I love gardening. I love waking up and walking outside to my suburban yard each morning and seeing what sprouted up overnight, checking if any tiny tender green leaves cut their way through my sandy South Jersey soil.
I’m an impatient gardener, though, getting down on my hands and knees several times a day, inspecting the dirt while the morning’s moisture seeps through the knees of my pants.
Recently and at my urging, my husband and I moved a knockout rose bush from our shady front yard to a super-sunny spot in the backyard, knowing it’d bloom tremendously with the sun’s uninterrupted light. In its previous location, it was a woody and awkward thing–bordering on an eyesore–producing only one or two tiny roses each season but never anything more.
It was surviving out front, sure. But was it thriving? No.
Any plant will survive in imperfect conditions, as long as it has the absolute minimum requirements to keep itself going. But if it’s a flowering species, it likely won’t offer blooms, only green leafy stems and foliage but never reaching its true potential.
Like that rose bush, many adoptees simply survive. We move forward using grit and adrenaline, pulling through abuse and racism and second-class status and hurt and loss, and we become functional adults with lives built on, again, survival.
But we’re not thriving.
I think about what happened with that rose bush and what happened to me and plenty of adoptees like me. Taken from uncertain circumstances in mysterious greenhouse incubators, plunked down in an environment offering life’s basics and maybe even a little “more,” yet still unable to reach our full potential. We fail to thrive. Or, using my gardening example, maybe we notice a struggling little patch of grass attempting to set seed, give it water, and walk away, wondering why isn’t it growing?
But this is what’s happening:
After we got my dog, after my husband attended therapy with me, and after I slowly discovered that what adoption and racism did to me wasn’t healthy, did I find myself just like the plants outside. Because when I was young, after growing not into the docile Asian daughter promised by the adoption agency, but instead a headstrong girl with her own personality, genetic code, and needs, I was transformed into my family’s ungrateful wench. The miserable bitch who started arguments with my parents and just couldn’t be happy.
My family was full of homecoming queens and prom kings and sports stars. I was anti-social, a bookworm, and hung out with losers (even though I had few friends). I frequently lost friends due to my jealousy and difficulty trusting people. None of this was attributed to adoption or my insecure attachments. Instead, it was my status as my family’s outcast that simply explained it all.
I was difficult, yes. But like many adoptees (especially transracial ones adopted in the early days), emphasis was placed on my problems being due to lack of gratitude and severe personality defects. None of it was attributed to my environment or stuff like this:
I’m not perfect. I absolutely had an attitude problem, but like my rose bush, in the wrong environment–even with the minimal requirements needed to live–an adoptee or wounded child won’t grow into a happy teen and contented adult. For many years, I blamed myself for being different. I lashed out at anyone white, anyone thin, anyone better than me because there was always something wrong with me.

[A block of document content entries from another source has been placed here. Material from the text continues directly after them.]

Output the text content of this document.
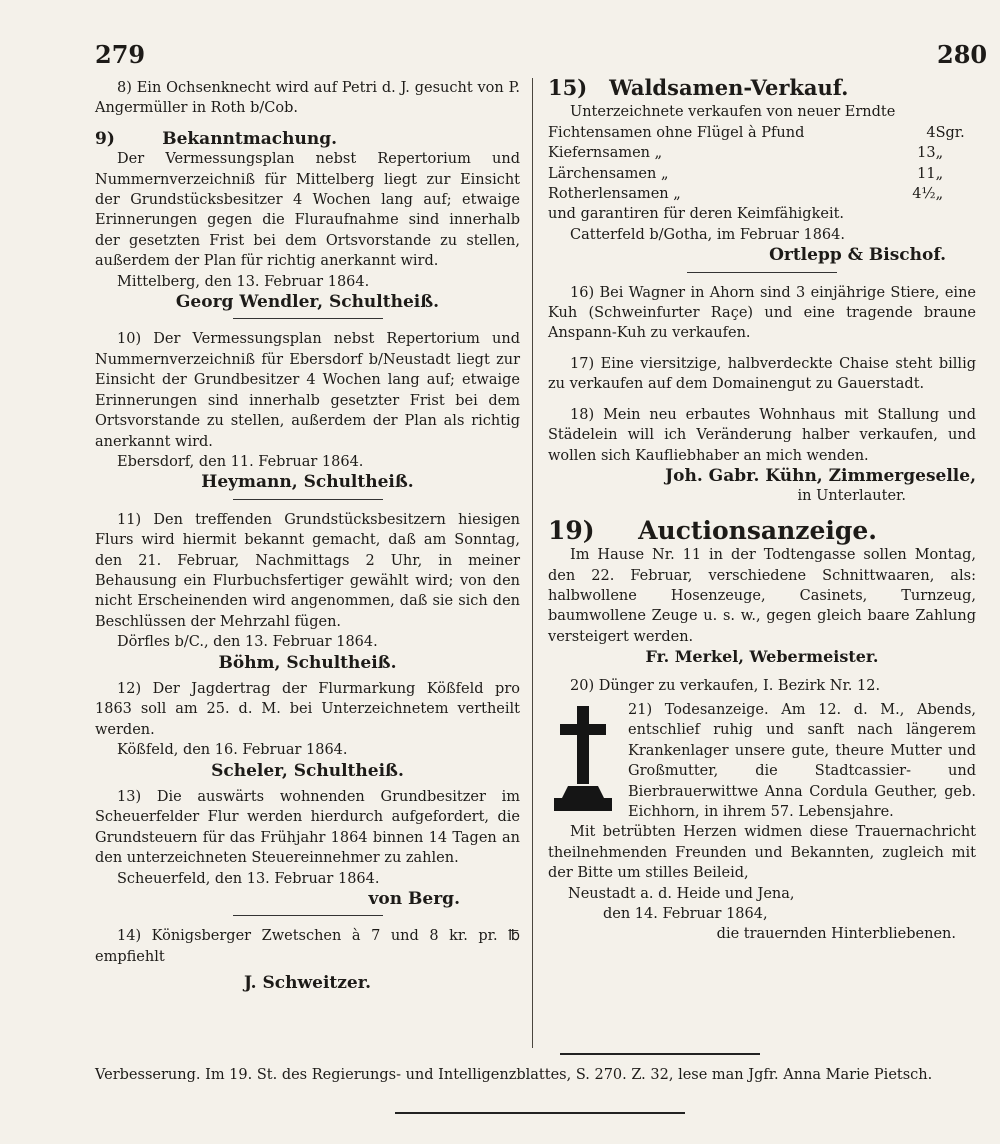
279	280

8) Ein Ochsenknecht wird auf Petri d. J. gesucht von P. Angermüller in Roth b/Cob.

9)        Bekanntmachung.
Der Vermessungsplan nebst Repertorium und Nummernverzeichniß für Mittelberg liegt zur Einsicht der Grundstücksbesitzer 4 Wochen lang auf; etwaige Erinnerungen gegen die Fluraufnahme sind innerhalb der gesetzten Frist bei dem Ortsvorstande zu stellen, außerdem der Plan für richtig anerkannt wird.
Mittelberg, den 13. Februar 1864.
Georg Wendler, Schultheiß.
10) Der Vermessungsplan nebst Repertorium und Nummernverzeichniß für Ebersdorf b/Neustadt liegt zur Einsicht der Grundbesitzer 4 Wochen lang auf; etwaige Erinnerungen sind innerhalb gesetzter Frist bei dem Ortsvorstande zu stellen, außerdem der Plan als richtig anerkannt wird.
Ebersdorf, den 11. Februar 1864.
Heymann, Schultheiß.
11) Den treffenden Grundstücksbesitzern hiesigen Flurs wird hiermit bekannt gemacht, daß am Sonntag, den 21. Februar, Nachmittags 2 Uhr, in meiner Behausung ein Flurbuchsfertiger gewählt wird; von den nicht Erscheinenden wird angenommen, daß sie sich den Beschlüssen der Mehrzahl fügen.
Dörfles b/C., den 13. Februar 1864.
Böhm, Schultheiß.
12) Der Jagdertrag der Flurmarkung Kößfeld pro 1863 soll am 25. d. M. bei Unterzeichnetem vertheilt werden.
Kößfeld, den 16. Februar 1864.
Scheler, Schultheiß.
13) Die auswärts wohnenden Grundbesitzer im Scheuerfelder Flur werden hierdurch aufgefordert, die Grundsteuern für das Frühjahr 1864 binnen 14 Tagen an den unterzeichneten Steuereinnehmer zu zahlen.
Scheuerfeld, den 13. Februar 1864.
von Berg.
14) Königsberger Zwetschen à 7 und 8 kr. pr. ℔ empfiehlt
J. Schweitzer.
15)   Waldsamen-Verkauf.
Unterzeichnete verkaufen von neuer Erndte
Fichtensamen ohne Flügel à Pfund	4	Sgr.
Kiefernsamen „	13	„
Lärchensamen „	11	„
Rotherlensamen „	4½	„
und garantiren für deren Keimfähigkeit.
Catterfeld b/Gotha, im Februar 1864.
Ortlepp & Bischof.

16) Bei Wagner in Ahorn sind 3 einjährige Stiere, eine Kuh (Schweinfurter Raçe) und eine tragende braune Anspann-Kuh zu verkaufen.

17) Eine viersitzige, halbverdeckte Chaise steht billig zu verkaufen auf dem Domainengut zu Gauerstadt.

18) Mein neu erbautes Wohnhaus mit Stallung und Städelein will ich Veränderung halber verkaufen, und wollen sich Kaufliebhaber an mich wenden.
Joh. Gabr. Kühn, Zimmergeselle,
in Unterlauter.
19)     Auctionsanzeige.
Im Hause Nr. 11 in der Todtengasse sollen Montag, den 22. Februar, verschiedene Schnittwaaren, als: halbwollene Hosenzeuge, Casinets, Turnzeug, baumwollene Zeuge u. s. w., gegen gleich baare Zahlung versteigert werden.
Fr. Merkel, Webermeister.

20) Dünger zu verkaufen, I. Bezirk Nr. 12.

21) Todesanzeige. Am 12. d. M., Abends, entschlief ruhig und sanft nach längerem Krankenlager unsere gute, theure Mutter und Großmutter, die Stadtcassier- und Bierbrauerwittwe Anna Cordula Geuther, geb. Eichhorn, in ihrem 57. Lebensjahre.
Mit betrübten Herzen widmen diese Trauernachricht theilnehmenden Freunden und Bekannten, zugleich mit der Bitte um stilles Beileid,
Neustadt a. d. Heide und Jena,
den 14. Februar 1864,
die trauernden Hinterbliebenen.
Verbesserung. Im 19. St. des Regierungs- und Intelligenzblattes, S. 270. Z. 32, lese man Jgfr. Anna Marie Pietsch.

Without understanding or compassion, there’s no way to safely move from survival mode to thriving. So we shift into fight mode, unable to take flight until we’re able to detach ourselves from that environment and rebuild our lives.
I don’t blame my family or my community. By stepping back and observing life’s strange landscapes, I’m able to see that we all had a responsibility to each other and somewhere, something failed us. And maybe that’s why I’ve spent years trying to perfect my plants. Seeing life take shape from my best efforts rewards me by providing a living metaphor for life.

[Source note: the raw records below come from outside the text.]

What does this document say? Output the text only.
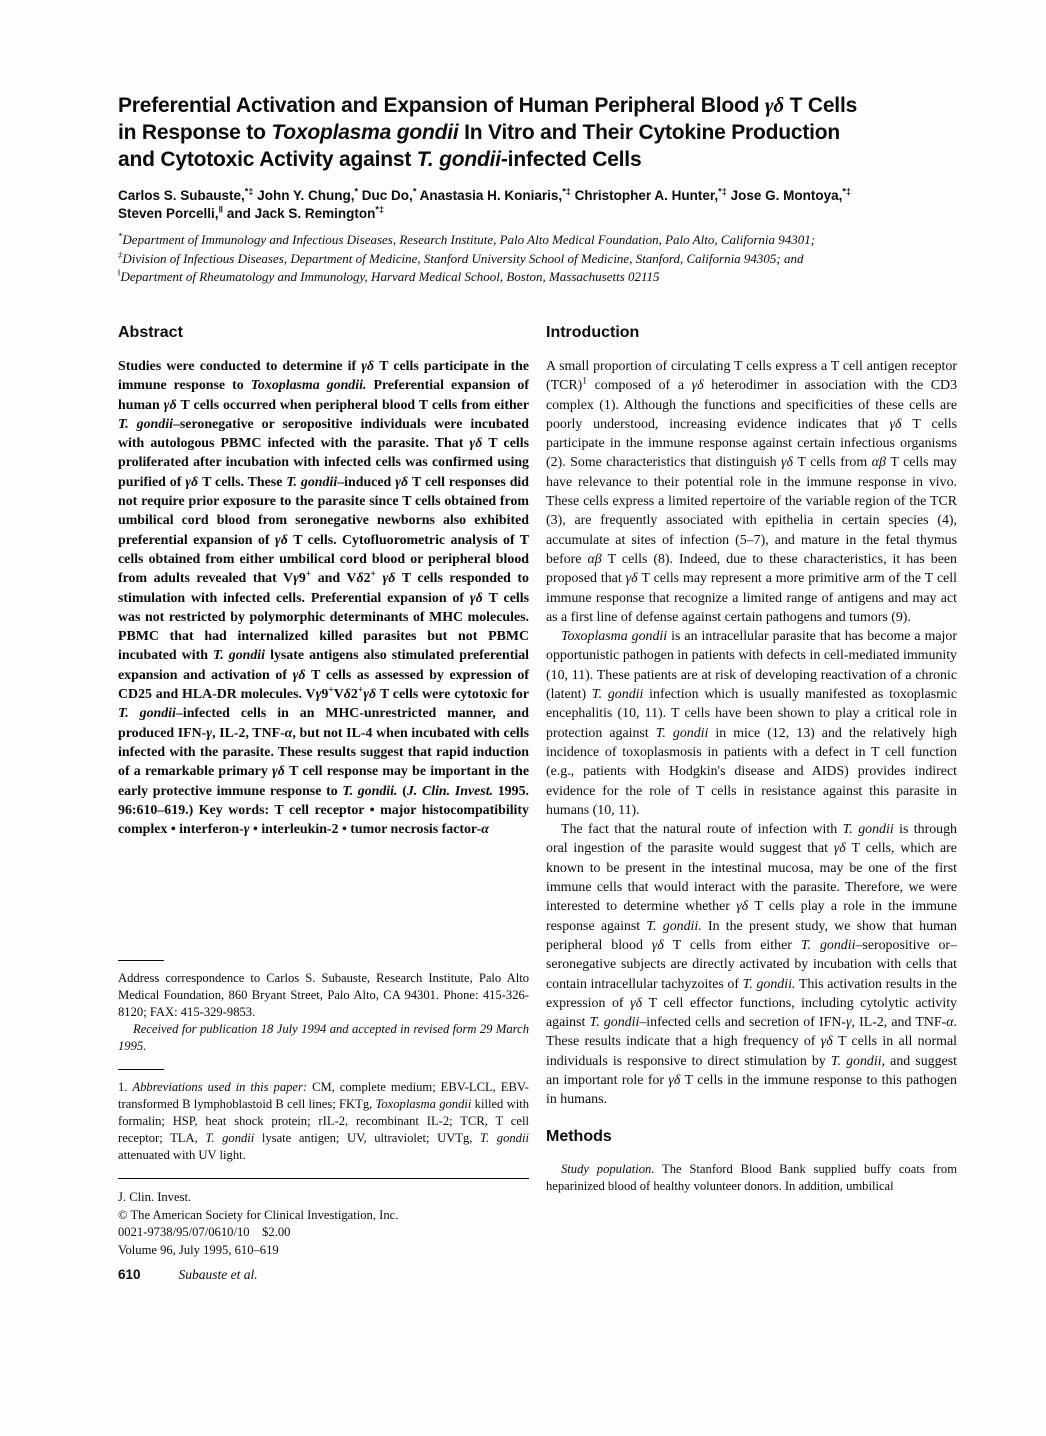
Preferential Activation and Expansion of Human Peripheral Blood γδ T Cells
in Response to Toxoplasma gondii In Vitro and Their Cytokine Production
and Cytotoxic Activity against T. gondii-infected Cells
Carlos S. Subauste,*‡ John Y. Chung,* Duc Do,* Anastasia H. Koniaris,*‡ Christopher A. Hunter,*‡ Jose G. Montoya,*‡
Steven Porcelli,‖ and Jack S. Remington*‡
*Department of Immunology and Infectious Diseases, Research Institute, Palo Alto Medical Foundation, Palo Alto, California 94301;
‡Division of Infectious Diseases, Department of Medicine, Stanford University School of Medicine, Stanford, California 94305; and
‖Department of Rheumatology and Immunology, Harvard Medical School, Boston, Massachusetts 02115
Abstract

Studies were conducted to determine if γδ T cells participate in the immune response to Toxoplasma gondii. Preferential expansion of human γδ T cells occurred when peripheral blood T cells from either T. gondii–seronegative or seropositive individuals were incubated with autologous PBMC infected with the parasite. That γδ T cells proliferated after incubation with infected cells was confirmed using purified of γδ T cells. These T. gondii–induced γδ T cell responses did not require prior exposure to the parasite since T cells obtained from umbilical cord blood from seronegative newborns also exhibited preferential expansion of γδ T cells. Cytofluorometric analysis of T cells obtained from either umbilical cord blood or peripheral blood from adults revealed that Vγ9+ and Vδ2+ γδ T cells responded to stimulation with infected cells. Preferential expansion of γδ T cells was not restricted by polymorphic determinants of MHC molecules. PBMC that had internalized killed parasites but not PBMC incubated with T. gondii lysate antigens also stimulated preferential expansion and activation of γδ T cells as assessed by expression of CD25 and HLA-DR molecules. Vγ9+Vδ2+γδ T cells were cytotoxic for T. gondii–infected cells in an MHC-unrestricted manner, and produced IFN-γ, IL-2, TNF-α, but not IL-4 when incubated with cells infected with the parasite. These results suggest that rapid induction of a remarkable primary γδ T cell response may be important in the early protective immune response to T. gondii. (J. Clin. Invest. 1995. 96:610–619.) Key words: T cell receptor • major histocompatibility complex • interferon-γ • interleukin-2 • tumor necrosis factor-α

Address correspondence to Carlos S. Subauste, Research Institute, Palo Alto Medical Foundation, 860 Bryant Street, Palo Alto, CA 94301. Phone: 415-326-8120; FAX: 415-329-9853.

Received for publication 18 July 1994 and accepted in revised form 29 March 1995.

1. Abbreviations used in this paper: CM, complete medium; EBV-LCL, EBV-transformed B lymphoblastoid B cell lines; FKTg, Toxoplasma gondii killed with formalin; HSP, heat shock protein; rIL-2, recombinant IL-2; TCR, T cell receptor; TLA, T. gondii lysate antigen; UV, ultraviolet; UVTg, T. gondii attenuated with UV light.

J. Clin. Invest.
© The American Society for Clinical Investigation, Inc.
0021-9738/95/07/0610/10 $2.00
Volume 96, July 1995, 610–619
Introduction

A small proportion of circulating T cells express a T cell antigen receptor (TCR)$^1$ composed of a γδ heterodimer in association with the CD3 complex (1). Although the functions and specificities of these cells are poorly understood, increasing evidence indicates that γδ T cells participate in the immune response against certain infectious organisms (2). Some characteristics that distinguish γδ T cells from αβ T cells may have relevance to their potential role in the immune response in vivo. These cells express a limited repertoire of the variable region of the TCR (3), are frequently associated with epithelia in certain species (4), accumulate at sites of infection (5–7), and mature in the fetal thymus before αβ T cells (8). Indeed, due to these characteristics, it has been proposed that γδ T cells may represent a more primitive arm of the T cell immune response that recognize a limited range of antigens and may act as a first line of defense against certain pathogens and tumors (9).

Toxoplasma gondii is an intracellular parasite that has become a major opportunistic pathogen in patients with defects in cell-mediated immunity (10, 11). These patients are at risk of developing reactivation of a chronic (latent) T. gondii infection which is usually manifested as toxoplasmic encephalitis (10, 11). T cells have been shown to play a critical role in protection against T. gondii in mice (12, 13) and the relatively high incidence of toxoplasmosis in patients with a defect in T cell function (e.g., patients with Hodgkin's disease and AIDS) provides indirect evidence for the role of T cells in resistance against this parasite in humans (10, 11).

The fact that the natural route of infection with T. gondii is through oral ingestion of the parasite would suggest that γδ T cells, which are known to be present in the intestinal mucosa, may be one of the first immune cells that would interact with the parasite. Therefore, we were interested to determine whether γδ T cells play a role in the immune response against T. gondii. In the present study, we show that human peripheral blood γδ T cells from either T. gondii–seropositive or–seronegative subjects are directly activated by incubation with cells that contain intracellular tachyzoites of T. gondii. This activation results in the expression of γδ T cell effector functions, including cytolytic activity against T. gondii–infected cells and secretion of IFN-γ, IL-2, and TNF-α. These results indicate that a high frequency of γδ T cells in all normal individuals is responsive to direct stimulation by T. gondii, and suggest an important role for γδ T cells in the immune response to this pathogen in humans.

Methods

Study population. The Stanford Blood Bank supplied buffy coats from heparinized blood of healthy volunteer donors. In addition, umbilical

610	Subauste et al.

I am so happy to have found support and space to thrive. Learning to trust this environment–one I’m building entirely on my own with a few special folks (and you) along the way–is terrifying. But my hope is that we all tell our stories and are given equal representation in the media and the safety to explore our histories. We aren’t perfect, but we aren’t to be shunned for our depression or rage or challenging behavior. No child deserves to be labeled by their own family, but as my time in my garden illustrates, thriving is possible once you find an environment that allows you to bloom.